The bone marrow and the intestine are the major sites of radiation-induced injury. The cellular response to radiation injury in the intestine or bone marrow can be modulated by agents given before irradiation. Lipopolysaccharide is known to be radioprotective in the bone marrow, but its effect on the intestine is not known. We sought to determine if lipopolysaccharide is radioprotective in the intestine and, if so, to determine the mechanism of its radioprotective effects.


Mice were treated with parenteral lipopolysaccharide or vehicle and then irradiated (14 Gy total body irradiation in a cesium irradiator).
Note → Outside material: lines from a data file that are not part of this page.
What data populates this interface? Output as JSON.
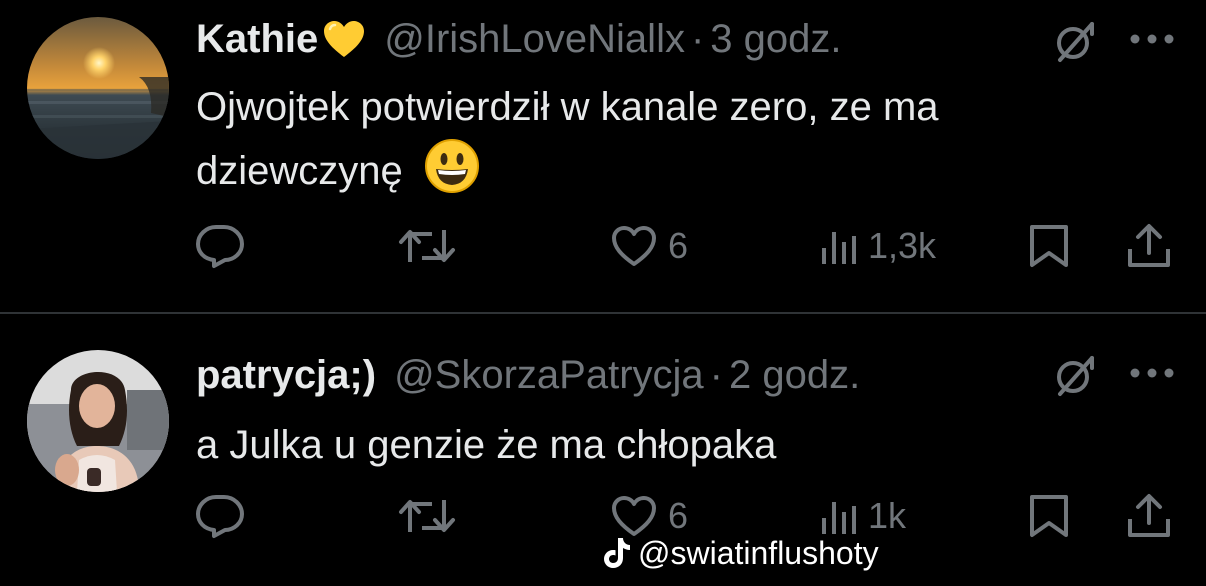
{
  "tweets": [
    {
      "display_name": "Kathie",
      "name_emoji": "yellow-heart-emoji",
      "handle": "@IrishLoveNiallx",
      "separator": "·",
      "time": "3 godz.",
      "text": "Ojwojtek potwierdził w kanale zero, ze ma dziewczynę",
      "text_emoji": "grinning-face-emoji",
      "likes": "6",
      "views": "1,3k"
    },
    {
      "display_name": "patrycja;)",
      "handle": "@SkorzaPatrycja",
      "separator": "·",
      "time": "2 godz.",
      "text": "a Julka u genzie że ma chłopaka",
      "likes": "6",
      "views": "1k"
    }
  ],
  "icons": {
    "reply": "reply-icon",
    "retweet": "retweet-icon",
    "like": "heart-icon",
    "views": "views-icon",
    "bookmark": "bookmark-icon",
    "share": "share-icon",
    "grok": "grok-icon",
    "more": "more-icon"
  },
  "watermark": {
    "text": "@swiatinflushoty",
    "icon": "tiktok-icon"
  },
  "colors": {
    "background": "#000000",
    "text": "#e7e9ea",
    "secondary": "#71767b",
    "divider": "#2f3336"
  }
}
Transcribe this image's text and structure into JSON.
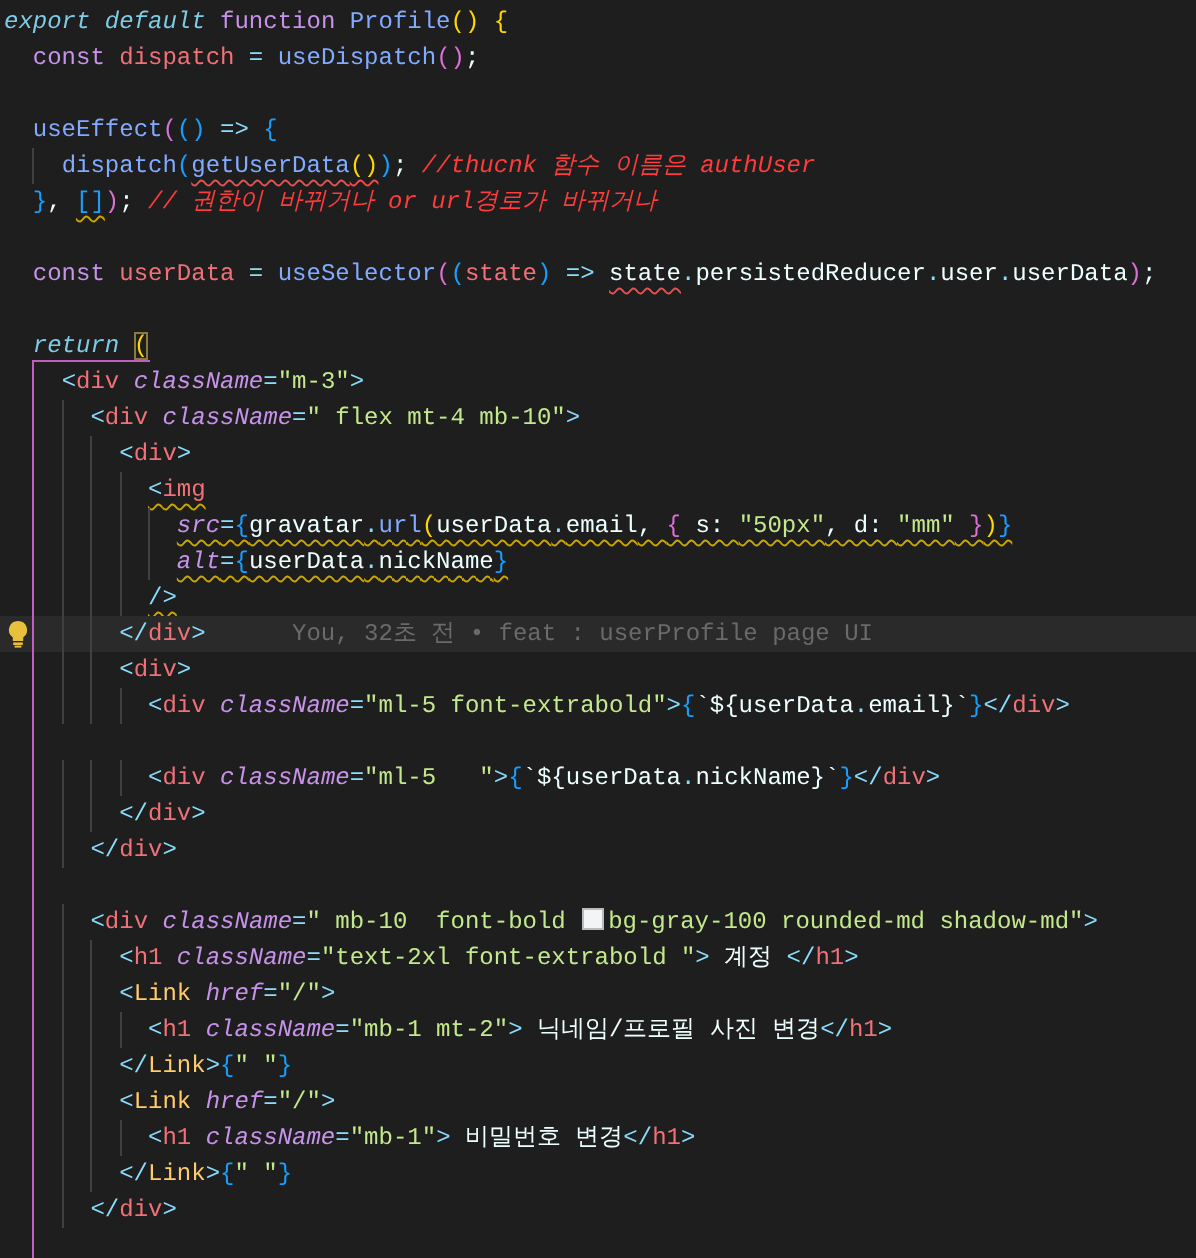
{
  "editor": {
    "lines": [
      {
        "kind": "code",
        "current": false,
        "tokens": [
          {
            "text": "export default ",
            "kind": "keyword"
          },
          {
            "text": "function ",
            "kind": "storage"
          },
          {
            "text": "Profile",
            "kind": "function"
          },
          {
            "text": "()",
            "kind": "bracket1"
          },
          {
            "text": " {",
            "kind": "bracket1"
          }
        ]
      },
      {
        "kind": "code",
        "current": false,
        "tokens": [
          {
            "text": "  const ",
            "kind": "storage"
          },
          {
            "text": "dispatch",
            "kind": "variable"
          },
          {
            "text": " = ",
            "kind": "operator"
          },
          {
            "text": "useDispatch",
            "kind": "function"
          },
          {
            "text": "()",
            "kind": "bracket2"
          },
          {
            "text": ";",
            "kind": "text"
          }
        ]
      },
      {
        "kind": "blank",
        "current": false
      },
      {
        "kind": "code",
        "current": false,
        "tokens": [
          {
            "text": "  useEffect",
            "kind": "function"
          },
          {
            "text": "(",
            "kind": "bracket2"
          },
          {
            "text": "()",
            "kind": "bracket3"
          },
          {
            "text": " => ",
            "kind": "operator"
          },
          {
            "text": "{",
            "kind": "bracket3"
          }
        ]
      },
      {
        "kind": "code",
        "current": false,
        "tokens": [
          {
            "text": "    dispatch",
            "kind": "function"
          },
          {
            "text": "(",
            "kind": "bracket3"
          },
          {
            "text": "getUserData",
            "kind": "function",
            "error": true
          },
          {
            "text": "()",
            "kind": "bracket1",
            "error": true
          },
          {
            "text": ")",
            "kind": "bracket3"
          },
          {
            "text": ";",
            "kind": "text"
          },
          {
            "text": " //thucnk 함수 이름은 authUser",
            "kind": "comment"
          }
        ]
      },
      {
        "kind": "code",
        "current": false,
        "tokens": [
          {
            "text": "  }",
            "kind": "bracket3"
          },
          {
            "text": ", ",
            "kind": "text"
          },
          {
            "text": "[]",
            "kind": "bracket3",
            "warning": true
          },
          {
            "text": ")",
            "kind": "bracket2"
          },
          {
            "text": ";",
            "kind": "text"
          },
          {
            "text": " // 권한이 바뀌거나 or url경로가 바뀌거나",
            "kind": "comment"
          }
        ]
      },
      {
        "kind": "blank",
        "current": false
      },
      {
        "kind": "code",
        "current": false,
        "tokens": [
          {
            "text": "  const ",
            "kind": "storage"
          },
          {
            "text": "userData",
            "kind": "variable"
          },
          {
            "text": " = ",
            "kind": "operator"
          },
          {
            "text": "useSelector",
            "kind": "function"
          },
          {
            "text": "(",
            "kind": "bracket2"
          },
          {
            "text": "(",
            "kind": "bracket3"
          },
          {
            "text": "state",
            "kind": "variable"
          },
          {
            "text": ")",
            "kind": "bracket3"
          },
          {
            "text": " => ",
            "kind": "operator"
          },
          {
            "text": "state",
            "kind": "text",
            "error": true
          },
          {
            "text": ".",
            "kind": "operator"
          },
          {
            "text": "persistedReducer",
            "kind": "text"
          },
          {
            "text": ".",
            "kind": "operator"
          },
          {
            "text": "user",
            "kind": "text"
          },
          {
            "text": ".",
            "kind": "operator"
          },
          {
            "text": "userData",
            "kind": "text"
          },
          {
            "text": ")",
            "kind": "bracket2"
          },
          {
            "text": ";",
            "kind": "text"
          }
        ]
      },
      {
        "kind": "blank",
        "current": false
      },
      {
        "kind": "code",
        "current": false,
        "tokens": [
          {
            "text": "  return ",
            "kind": "keyword"
          },
          {
            "text": "(",
            "kind": "bracket1",
            "matched": true
          }
        ]
      },
      {
        "kind": "code",
        "current": false,
        "tokens": [
          {
            "text": "    <",
            "kind": "punctuation"
          },
          {
            "text": "div",
            "kind": "tag"
          },
          {
            "text": " className",
            "kind": "attribute"
          },
          {
            "text": "=",
            "kind": "operator"
          },
          {
            "text": "\"m-3\"",
            "kind": "string"
          },
          {
            "text": ">",
            "kind": "punctuation"
          }
        ]
      },
      {
        "kind": "code",
        "current": false,
        "tokens": [
          {
            "text": "      <",
            "kind": "punctuation"
          },
          {
            "text": "div",
            "kind": "tag"
          },
          {
            "text": " className",
            "kind": "attribute"
          },
          {
            "text": "=",
            "kind": "operator"
          },
          {
            "text": "\" flex mt-4 mb-10\"",
            "kind": "string"
          },
          {
            "text": ">",
            "kind": "punctuation"
          }
        ]
      },
      {
        "kind": "code",
        "current": false,
        "tokens": [
          {
            "text": "        <",
            "kind": "punctuation"
          },
          {
            "text": "div",
            "kind": "tag"
          },
          {
            "text": ">",
            "kind": "punctuation"
          }
        ]
      },
      {
        "kind": "code",
        "current": false,
        "tokens": [
          {
            "text": "          <",
            "kind": "punctuation",
            "warning": true
          },
          {
            "text": "img",
            "kind": "tag",
            "warning": true
          }
        ]
      },
      {
        "kind": "code",
        "current": false,
        "warning": true,
        "tokens": [
          {
            "text": "            src",
            "kind": "attribute"
          },
          {
            "text": "=",
            "kind": "operator"
          },
          {
            "text": "{",
            "kind": "bracket3"
          },
          {
            "text": "gravatar",
            "kind": "text"
          },
          {
            "text": ".",
            "kind": "operator"
          },
          {
            "text": "url",
            "kind": "function"
          },
          {
            "text": "(",
            "kind": "bracket1"
          },
          {
            "text": "userData",
            "kind": "text"
          },
          {
            "text": ".",
            "kind": "operator"
          },
          {
            "text": "email",
            "kind": "text"
          },
          {
            "text": ", ",
            "kind": "text"
          },
          {
            "text": "{",
            "kind": "bracket2"
          },
          {
            "text": " s: ",
            "kind": "text"
          },
          {
            "text": "\"50px\"",
            "kind": "string"
          },
          {
            "text": ", d: ",
            "kind": "text"
          },
          {
            "text": "\"mm\"",
            "kind": "string"
          },
          {
            "text": " }",
            "kind": "bracket2"
          },
          {
            "text": ")",
            "kind": "bracket1"
          },
          {
            "text": "}",
            "kind": "bracket3"
          }
        ]
      },
      {
        "kind": "code",
        "current": false,
        "warning": true,
        "tokens": [
          {
            "text": "            alt",
            "kind": "attribute"
          },
          {
            "text": "=",
            "kind": "operator"
          },
          {
            "text": "{",
            "kind": "bracket3"
          },
          {
            "text": "userData",
            "kind": "text"
          },
          {
            "text": ".",
            "kind": "operator"
          },
          {
            "text": "nickName",
            "kind": "text"
          },
          {
            "text": "}",
            "kind": "bracket3"
          }
        ]
      },
      {
        "kind": "code",
        "current": false,
        "warning": true,
        "tokens": [
          {
            "text": "          />",
            "kind": "punctuation"
          }
        ]
      },
      {
        "kind": "code",
        "current": true,
        "blame": "You, 32초 전 • feat : userProfile page UI",
        "tokens": [
          {
            "text": "        </",
            "kind": "punctuation"
          },
          {
            "text": "div",
            "kind": "tag"
          },
          {
            "text": ">",
            "kind": "punctuation"
          }
        ]
      },
      {
        "kind": "code",
        "current": false,
        "tokens": [
          {
            "text": "        <",
            "kind": "punctuation"
          },
          {
            "text": "div",
            "kind": "tag"
          },
          {
            "text": ">",
            "kind": "punctuation"
          }
        ]
      },
      {
        "kind": "code",
        "current": false,
        "tokens": [
          {
            "text": "          <",
            "kind": "punctuation"
          },
          {
            "text": "div",
            "kind": "tag"
          },
          {
            "text": " className",
            "kind": "attribute"
          },
          {
            "text": "=",
            "kind": "operator"
          },
          {
            "text": "\"ml-5 font-extrabold\"",
            "kind": "string"
          },
          {
            "text": ">",
            "kind": "punctuation"
          },
          {
            "text": "{",
            "kind": "bracket3"
          },
          {
            "text": "`${userData",
            "kind": "text"
          },
          {
            "text": ".",
            "kind": "operator"
          },
          {
            "text": "email}`",
            "kind": "text"
          },
          {
            "text": "}",
            "kind": "bracket3"
          },
          {
            "text": "</",
            "kind": "punctuation"
          },
          {
            "text": "div",
            "kind": "tag"
          },
          {
            "text": ">",
            "kind": "punctuation"
          }
        ]
      },
      {
        "kind": "blank",
        "current": false
      },
      {
        "kind": "code",
        "current": false,
        "tokens": [
          {
            "text": "          <",
            "kind": "punctuation"
          },
          {
            "text": "div",
            "kind": "tag"
          },
          {
            "text": " className",
            "kind": "attribute"
          },
          {
            "text": "=",
            "kind": "operator"
          },
          {
            "text": "\"ml-5   \"",
            "kind": "string"
          },
          {
            "text": ">",
            "kind": "punctuation"
          },
          {
            "text": "{",
            "kind": "bracket3"
          },
          {
            "text": "`${userData",
            "kind": "text"
          },
          {
            "text": ".",
            "kind": "operator"
          },
          {
            "text": "nickName}`",
            "kind": "text"
          },
          {
            "text": "}",
            "kind": "bracket3"
          },
          {
            "text": "</",
            "kind": "punctuation"
          },
          {
            "text": "div",
            "kind": "tag"
          },
          {
            "text": ">",
            "kind": "punctuation"
          }
        ]
      },
      {
        "kind": "code",
        "current": false,
        "tokens": [
          {
            "text": "        </",
            "kind": "punctuation"
          },
          {
            "text": "div",
            "kind": "tag"
          },
          {
            "text": ">",
            "kind": "punctuation"
          }
        ]
      },
      {
        "kind": "code",
        "current": false,
        "tokens": [
          {
            "text": "      </",
            "kind": "punctuation"
          },
          {
            "text": "div",
            "kind": "tag"
          },
          {
            "text": ">",
            "kind": "punctuation"
          }
        ]
      },
      {
        "kind": "blank",
        "current": false
      },
      {
        "kind": "code",
        "current": false,
        "tokens": [
          {
            "text": "      <",
            "kind": "punctuation"
          },
          {
            "text": "div",
            "kind": "tag"
          },
          {
            "text": " className",
            "kind": "attribute"
          },
          {
            "text": "=",
            "kind": "operator"
          },
          {
            "text": "\" mb-10  font-bold ",
            "kind": "string"
          },
          {
            "kind": "swatch",
            "color": "#f3f4f6"
          },
          {
            "text": "bg-gray-100 rounded-md shadow-md\"",
            "kind": "string"
          },
          {
            "text": ">",
            "kind": "punctuation"
          }
        ]
      },
      {
        "kind": "code",
        "current": false,
        "tokens": [
          {
            "text": "        <",
            "kind": "punctuation"
          },
          {
            "text": "h1",
            "kind": "tag"
          },
          {
            "text": " className",
            "kind": "attribute"
          },
          {
            "text": "=",
            "kind": "operator"
          },
          {
            "text": "\"text-2xl font-extrabold \"",
            "kind": "string"
          },
          {
            "text": ">",
            "kind": "punctuation"
          },
          {
            "text": " 계정 ",
            "kind": "text"
          },
          {
            "text": "</",
            "kind": "punctuation"
          },
          {
            "text": "h1",
            "kind": "tag"
          },
          {
            "text": ">",
            "kind": "punctuation"
          }
        ]
      },
      {
        "kind": "code",
        "current": false,
        "tokens": [
          {
            "text": "        <",
            "kind": "punctuation"
          },
          {
            "text": "Link",
            "kind": "component"
          },
          {
            "text": " href",
            "kind": "attribute"
          },
          {
            "text": "=",
            "kind": "operator"
          },
          {
            "text": "\"/\"",
            "kind": "string"
          },
          {
            "text": ">",
            "kind": "punctuation"
          }
        ]
      },
      {
        "kind": "code",
        "current": false,
        "tokens": [
          {
            "text": "          <",
            "kind": "punctuation"
          },
          {
            "text": "h1",
            "kind": "tag"
          },
          {
            "text": " className",
            "kind": "attribute"
          },
          {
            "text": "=",
            "kind": "operator"
          },
          {
            "text": "\"mb-1 mt-2\"",
            "kind": "string"
          },
          {
            "text": ">",
            "kind": "punctuation"
          },
          {
            "text": " 닉네임/프로필 사진 변경",
            "kind": "text"
          },
          {
            "text": "</",
            "kind": "punctuation"
          },
          {
            "text": "h1",
            "kind": "tag"
          },
          {
            "text": ">",
            "kind": "punctuation"
          }
        ]
      },
      {
        "kind": "code",
        "current": false,
        "tokens": [
          {
            "text": "        </",
            "kind": "punctuation"
          },
          {
            "text": "Link",
            "kind": "component"
          },
          {
            "text": ">",
            "kind": "punctuation"
          },
          {
            "text": "{",
            "kind": "bracket3"
          },
          {
            "text": "\" \"",
            "kind": "string"
          },
          {
            "text": "}",
            "kind": "bracket3"
          }
        ]
      },
      {
        "kind": "code",
        "current": false,
        "tokens": [
          {
            "text": "        <",
            "kind": "punctuation"
          },
          {
            "text": "Link",
            "kind": "component"
          },
          {
            "text": " href",
            "kind": "attribute"
          },
          {
            "text": "=",
            "kind": "operator"
          },
          {
            "text": "\"/\"",
            "kind": "string"
          },
          {
            "text": ">",
            "kind": "punctuation"
          }
        ]
      },
      {
        "kind": "code",
        "current": false,
        "tokens": [
          {
            "text": "          <",
            "kind": "punctuation"
          },
          {
            "text": "h1",
            "kind": "tag"
          },
          {
            "text": " className",
            "kind": "attribute"
          },
          {
            "text": "=",
            "kind": "operator"
          },
          {
            "text": "\"mb-1\"",
            "kind": "string"
          },
          {
            "text": ">",
            "kind": "punctuation"
          },
          {
            "text": " 비밀번호 변경",
            "kind": "text"
          },
          {
            "text": "</",
            "kind": "punctuation"
          },
          {
            "text": "h1",
            "kind": "tag"
          },
          {
            "text": ">",
            "kind": "punctuation"
          }
        ]
      },
      {
        "kind": "code",
        "current": false,
        "tokens": [
          {
            "text": "        </",
            "kind": "punctuation"
          },
          {
            "text": "Link",
            "kind": "component"
          },
          {
            "text": ">",
            "kind": "punctuation"
          },
          {
            "text": "{",
            "kind": "bracket3"
          },
          {
            "text": "\" \"",
            "kind": "string"
          },
          {
            "text": "}",
            "kind": "bracket3"
          }
        ]
      },
      {
        "kind": "code",
        "current": false,
        "tokens": [
          {
            "text": "      </",
            "kind": "punctuation"
          },
          {
            "text": "div",
            "kind": "tag"
          },
          {
            "text": ">",
            "kind": "punctuation"
          }
        ]
      }
    ]
  }
}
The number of surviving intestinal crypts was assessed 3.5 days after irradiation using a clonogenic assay.


Parenteral administration of lipopolysaccharide 2-24 hours before irradiation resulted in a 2-fold increase in the number of surviving crypts 3.5 days after irradiation. The radioprotective effects of lipopolysaccharide could be eliminated by coadministration of a selective inhibitor of cyclooxygenase 2. Lipopolysaccharide was radioprotective in wild-type mice but not in mice with a disrupted cyclooxygenase 2. Parenteral administration of lipopolysaccharide resulted in increased production of prostaglandins in the intestine and in the induction of cyclooxygenase 2 expression in subepithelial fibroblasts and in villous, but not crypt, epithelial cells.


Lipopolysaccharide is radioprotective in the mouse intestine through a prostaglandin-dependent pathway.